Los juicios de Castro
y Olavarría (fallecidos ambos) son hoy tan pertinentes como fueron en el ayer
que los suscitó. Ha corrido mucha agua bajo el puente, pero el reloj de la
revolución permanece detenido en un tiempo que los legatarios del redentor
aprecian glorioso. Después de dos décadas de ineptitud gerencial y tres
períodos de pereza durante los cuales la diputación roja delegó en el
Ejecutivo, vía habilitación, la función legislativa, y ante el indetenible
avance de las fuerzas democráticas, el gobierno que agoniza quiere
retrotraernos a sus días de oropel y pasajero esplendor para proyectarnos la
misma película plagada de situaciones absurdas y actuaciones mediocres.
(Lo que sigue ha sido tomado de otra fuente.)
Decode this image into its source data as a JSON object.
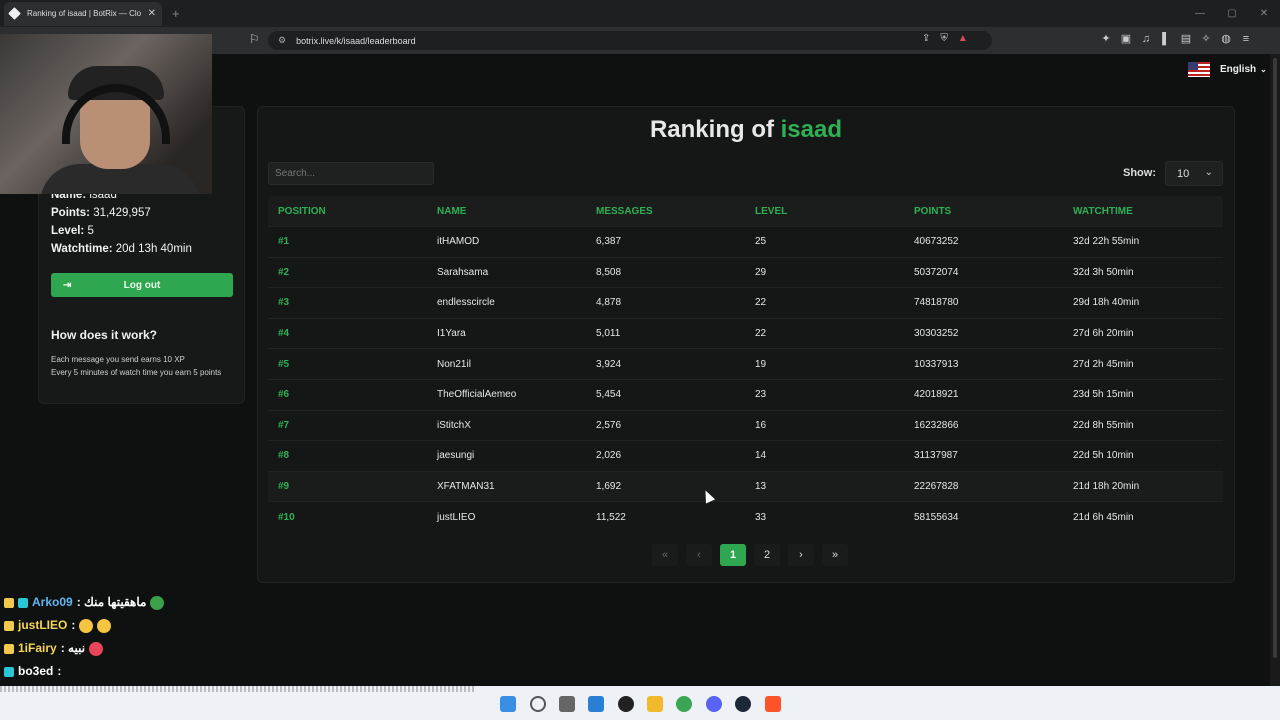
{
  "browser": {
    "tab_title": "Ranking of isaad | BotRix — Clo",
    "url": "botrix.live/k/isaad/leaderboard"
  },
  "language": {
    "label": "English"
  },
  "sidebar": {
    "name_label": "Name:",
    "name_value": "isaad",
    "points_label": "Points:",
    "points_value": "31,429,957",
    "level_label": "Level:",
    "level_value": "5",
    "watchtime_label": "Watchtime:",
    "watchtime_value": "20d 13h 40min",
    "logout_label": "Log out",
    "how_title": "How does it work?",
    "how_line1": "Each message you send earns 10 XP",
    "how_line2": "Every 5 minutes of watch time you earn 5 points"
  },
  "ranking": {
    "title_prefix": "Ranking of",
    "title_name": "isaad",
    "search_placeholder": "Search...",
    "show_label": "Show:",
    "show_value": "10",
    "columns": [
      "POSITION",
      "NAME",
      "MESSAGES",
      "LEVEL",
      "POINTS",
      "WATCHTIME"
    ],
    "rows": [
      {
        "pos": "#1",
        "name": "itHAMOD",
        "messages": "6,387",
        "level": "25",
        "points": "40673252",
        "watchtime": "32d 22h 55min"
      },
      {
        "pos": "#2",
        "name": "Sarahsama",
        "messages": "8,508",
        "level": "29",
        "points": "50372074",
        "watchtime": "32d 3h 50min"
      },
      {
        "pos": "#3",
        "name": "endlesscircle",
        "messages": "4,878",
        "level": "22",
        "points": "74818780",
        "watchtime": "29d 18h 40min"
      },
      {
        "pos": "#4",
        "name": "I1Yara",
        "messages": "5,011",
        "level": "22",
        "points": "30303252",
        "watchtime": "27d 6h 20min"
      },
      {
        "pos": "#5",
        "name": "Non21il",
        "messages": "3,924",
        "level": "19",
        "points": "10337913",
        "watchtime": "27d 2h 45min"
      },
      {
        "pos": "#6",
        "name": "TheOfficialAemeo",
        "messages": "5,454",
        "level": "23",
        "points": "42018921",
        "watchtime": "23d 5h 15min"
      },
      {
        "pos": "#7",
        "name": "iStitchX",
        "messages": "2,576",
        "level": "16",
        "points": "16232866",
        "watchtime": "22d 8h 55min"
      },
      {
        "pos": "#8",
        "name": "jaesungi",
        "messages": "2,026",
        "level": "14",
        "points": "31137987",
        "watchtime": "22d 5h 10min"
      },
      {
        "pos": "#9",
        "name": "XFATMAN31",
        "messages": "1,692",
        "level": "13",
        "points": "22267828",
        "watchtime": "21d 18h 20min"
      },
      {
        "pos": "#10",
        "name": "justLIEO",
        "messages": "11,522",
        "level": "33",
        "points": "58155634",
        "watchtime": "21d 6h 45min"
      }
    ],
    "pages": [
      "1",
      "2"
    ],
    "current_page": "1"
  },
  "chat": [
    {
      "user": "Arko09",
      "msg": ": ماهقيتها منك"
    },
    {
      "user": "justLIEO",
      "msg": ":"
    },
    {
      "user": "1iFairy",
      "msg": ": نبيه"
    },
    {
      "user": "bo3ed",
      "msg": ":"
    }
  ],
  "colors": {
    "accent": "#2fb054",
    "button": "#2fa750",
    "background": "#0f1110"
  }
}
Por
fortuna, a pesar de los atropellos de la dictadura militar legitimada por el
tsj, el pueblo sabe que sí hay futuro, que sus diputados batallan a su lado
–¡bienvenida la fiscal!– para adecentar el país que el chavismo envileció.
Estamos escribiendo una nueva acta de independencia: Américo Martín, hace un
año –“El 5 de Julio no puede ser una fecha dirigida a fomentar la división”–, e
Inés Quintero, el pasado miércoles, sin parar mientes en el asedio continuado
al Palacio Federal –“Va siendo tiempo de eliminar la presencia de la fuerza
armada en la conmemoración de este hecho memorable (…) y que el próximo año lo
podamos celebrar sin desfile militar”–, pusieron orden en el discurso,
vindicando el protagonismo de la sociedad civil en la gesta republicana. Esa
sociedad que, a trancazos, cacerolazos y banderazos, le ha dicho basta a un
mandón que se pasó de maduro y huele a podrido.